Crossing borders: Chernobyl part III - Duga: Eye of Moscow
In Poland, called the "Moscow Eye" - a mysterious object near Chernobyl: what is it and does it work? What some heard about it, they talked about its legend, which has grown to the size of a creepypaste. Some time ago, the media contributed to the spread of interesting stories about what is happening there, describing that this radar is still working and broadcasting, which was to prove the recording of the characteristic clatter. What is happening there and what is the truth?
Literally and mysteriously called by Poles the "Eye of Moscow" reflects the fear of surveillance of eastern services during the Cold War. Americans refer to him as "Russian Woodpecker", which is related to the influence of radar waves, which on some frequencies caused characteristic disturbances resembling the knock of a woodpecker. For the Russians, it is simply Duga, which is a radar operating in the installation system of the Soviet strategic non-horizontal radar, whose task is to protect against ballistic warnings of ballistic missiles flying over the territory of the USSR. Duga is a set of two antennas, smaller with a height of 90 m and larger with a height of 150 m. The length of the entire structure is over 900 meters. It's hard not to notice such a large construction. For comparison, the height of the Statue of Liberty is 93 meters.
The radar is located about 11 km from Pripyat, and is visible from the roof of a 16-story apartment block. This means that the inhabitants of Pripyat knew about its existence. However, did any of them work there? No, because it was easier to build a complete garrison town - Chernobyl-2, where the army was stationed, as well as employees and their families, especially for radar and secrecy.
For the city to be self-sufficient, there were shops, a school, a kindergarten and a theater in a walled and gridded area. Families had no reason to leave because everything was in place. Duga radar for an Urban Exploring fan is a real challenge, 20 footbridges to the very top of the highest antenna - I got myself up the ladders to half the antenna, from which I had a view of the entire zone, the red forest and the Chernobyl power plant.
I love to climb tall objects, just like I like to walk in the mountains. Height is not terrible for me, it drives me this kind of adrenaline, but I do everything sensibly and not crossing the borders. The antenna is no longer in a state reminiscent of its glory years. Not long ago, the environment of Urban Explorators and Chernobyl admirers spread the news of the death of one of the experienced Belarusian Stalkers (Stalker is a person who often entered the zone illegally), who fell from one of the antennas, climbing it at night. The structure is already rusted and part of the dipole mesh has been removed. However, the whole installation still towers proudly above the surrounding area.

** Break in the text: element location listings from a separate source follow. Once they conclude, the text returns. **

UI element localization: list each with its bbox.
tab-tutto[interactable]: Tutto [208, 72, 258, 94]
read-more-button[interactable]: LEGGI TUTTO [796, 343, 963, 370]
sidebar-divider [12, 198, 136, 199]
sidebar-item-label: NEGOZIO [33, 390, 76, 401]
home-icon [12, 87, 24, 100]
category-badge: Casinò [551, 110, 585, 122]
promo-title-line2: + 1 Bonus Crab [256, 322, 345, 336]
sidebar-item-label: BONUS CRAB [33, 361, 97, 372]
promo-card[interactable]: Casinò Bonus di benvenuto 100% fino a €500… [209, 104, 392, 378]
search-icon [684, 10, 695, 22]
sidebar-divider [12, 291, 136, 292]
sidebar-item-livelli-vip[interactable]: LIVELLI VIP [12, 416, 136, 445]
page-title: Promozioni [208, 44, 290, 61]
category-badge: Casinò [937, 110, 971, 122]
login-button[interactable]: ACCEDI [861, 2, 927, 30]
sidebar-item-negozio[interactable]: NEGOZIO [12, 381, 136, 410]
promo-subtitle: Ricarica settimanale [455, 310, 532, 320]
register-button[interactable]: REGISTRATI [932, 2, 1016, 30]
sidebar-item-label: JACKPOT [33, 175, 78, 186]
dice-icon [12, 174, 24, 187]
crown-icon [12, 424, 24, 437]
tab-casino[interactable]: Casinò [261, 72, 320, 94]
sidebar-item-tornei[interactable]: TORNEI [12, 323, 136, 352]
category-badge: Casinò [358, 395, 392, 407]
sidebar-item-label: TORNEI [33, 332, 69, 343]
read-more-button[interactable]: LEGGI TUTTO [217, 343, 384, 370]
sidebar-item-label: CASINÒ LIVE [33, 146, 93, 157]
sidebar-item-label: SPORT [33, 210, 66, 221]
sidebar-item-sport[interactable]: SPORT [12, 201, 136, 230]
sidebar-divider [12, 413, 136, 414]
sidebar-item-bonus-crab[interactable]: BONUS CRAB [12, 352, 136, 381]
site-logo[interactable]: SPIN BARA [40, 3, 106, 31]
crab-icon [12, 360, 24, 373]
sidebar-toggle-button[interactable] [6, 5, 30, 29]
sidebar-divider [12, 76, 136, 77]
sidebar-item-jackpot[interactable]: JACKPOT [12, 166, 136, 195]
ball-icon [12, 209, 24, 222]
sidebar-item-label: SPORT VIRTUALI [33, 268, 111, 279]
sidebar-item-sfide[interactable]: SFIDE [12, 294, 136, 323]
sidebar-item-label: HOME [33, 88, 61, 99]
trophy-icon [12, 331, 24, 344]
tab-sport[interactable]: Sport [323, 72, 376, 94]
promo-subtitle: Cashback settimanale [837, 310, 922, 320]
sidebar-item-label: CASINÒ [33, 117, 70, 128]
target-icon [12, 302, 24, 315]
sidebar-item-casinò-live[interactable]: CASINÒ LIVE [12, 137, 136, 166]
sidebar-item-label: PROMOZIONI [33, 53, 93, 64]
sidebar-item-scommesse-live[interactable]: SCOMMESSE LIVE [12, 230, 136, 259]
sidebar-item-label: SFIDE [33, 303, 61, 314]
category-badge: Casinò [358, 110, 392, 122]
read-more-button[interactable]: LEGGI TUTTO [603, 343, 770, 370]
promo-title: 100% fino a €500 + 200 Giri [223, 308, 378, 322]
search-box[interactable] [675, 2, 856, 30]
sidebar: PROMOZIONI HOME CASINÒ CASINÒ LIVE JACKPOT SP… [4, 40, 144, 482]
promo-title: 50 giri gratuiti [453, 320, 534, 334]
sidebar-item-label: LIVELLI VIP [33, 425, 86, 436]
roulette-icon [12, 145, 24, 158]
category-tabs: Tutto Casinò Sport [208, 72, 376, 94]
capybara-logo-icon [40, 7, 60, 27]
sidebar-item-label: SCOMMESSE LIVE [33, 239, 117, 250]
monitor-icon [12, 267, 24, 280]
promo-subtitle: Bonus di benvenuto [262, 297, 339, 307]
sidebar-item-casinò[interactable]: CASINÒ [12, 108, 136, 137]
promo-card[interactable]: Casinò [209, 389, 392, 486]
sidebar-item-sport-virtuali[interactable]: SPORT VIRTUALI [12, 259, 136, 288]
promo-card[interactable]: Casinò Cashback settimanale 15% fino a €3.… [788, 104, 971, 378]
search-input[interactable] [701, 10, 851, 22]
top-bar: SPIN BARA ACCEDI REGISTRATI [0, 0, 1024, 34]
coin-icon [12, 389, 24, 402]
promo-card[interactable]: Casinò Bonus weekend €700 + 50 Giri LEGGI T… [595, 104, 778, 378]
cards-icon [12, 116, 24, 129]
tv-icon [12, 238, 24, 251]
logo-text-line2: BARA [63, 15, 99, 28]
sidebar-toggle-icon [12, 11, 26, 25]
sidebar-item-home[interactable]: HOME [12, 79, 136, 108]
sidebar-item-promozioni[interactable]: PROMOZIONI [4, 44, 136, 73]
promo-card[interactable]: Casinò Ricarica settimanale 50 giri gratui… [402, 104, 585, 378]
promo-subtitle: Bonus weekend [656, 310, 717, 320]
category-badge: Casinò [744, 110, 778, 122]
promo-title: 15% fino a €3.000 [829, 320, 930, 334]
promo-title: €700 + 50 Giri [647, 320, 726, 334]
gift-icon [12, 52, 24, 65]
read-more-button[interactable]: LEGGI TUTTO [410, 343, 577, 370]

In 1988, 2 years after the Chernobyl disaster, the station was closed because it turned out that the antenna would not work due to high radiation. Many legends have been created about the object, including that it was intended to control the weather over the sky of the Russian Federation, and even control human minds and contact secret agents in the United States. Today, only empty buildings can be seen, and the antenna itself pleases the eyes of tourists from around the world.
During my trip, I visited many extremely interesting places in the Exclusion Zone around the Chernobyl nuclear power plant. My travels are not only buildings in Chernobyl and Pripyat, but also many smaller, interesting locations near these cities, such as an abandoned holiday resort, port on the Pripyat River. I had the opportunity to see such iconic objects as the Hospital or a very irradiated gripper that cleaned the zone. And in a week I will tell you more about the mysterious Chernobyl.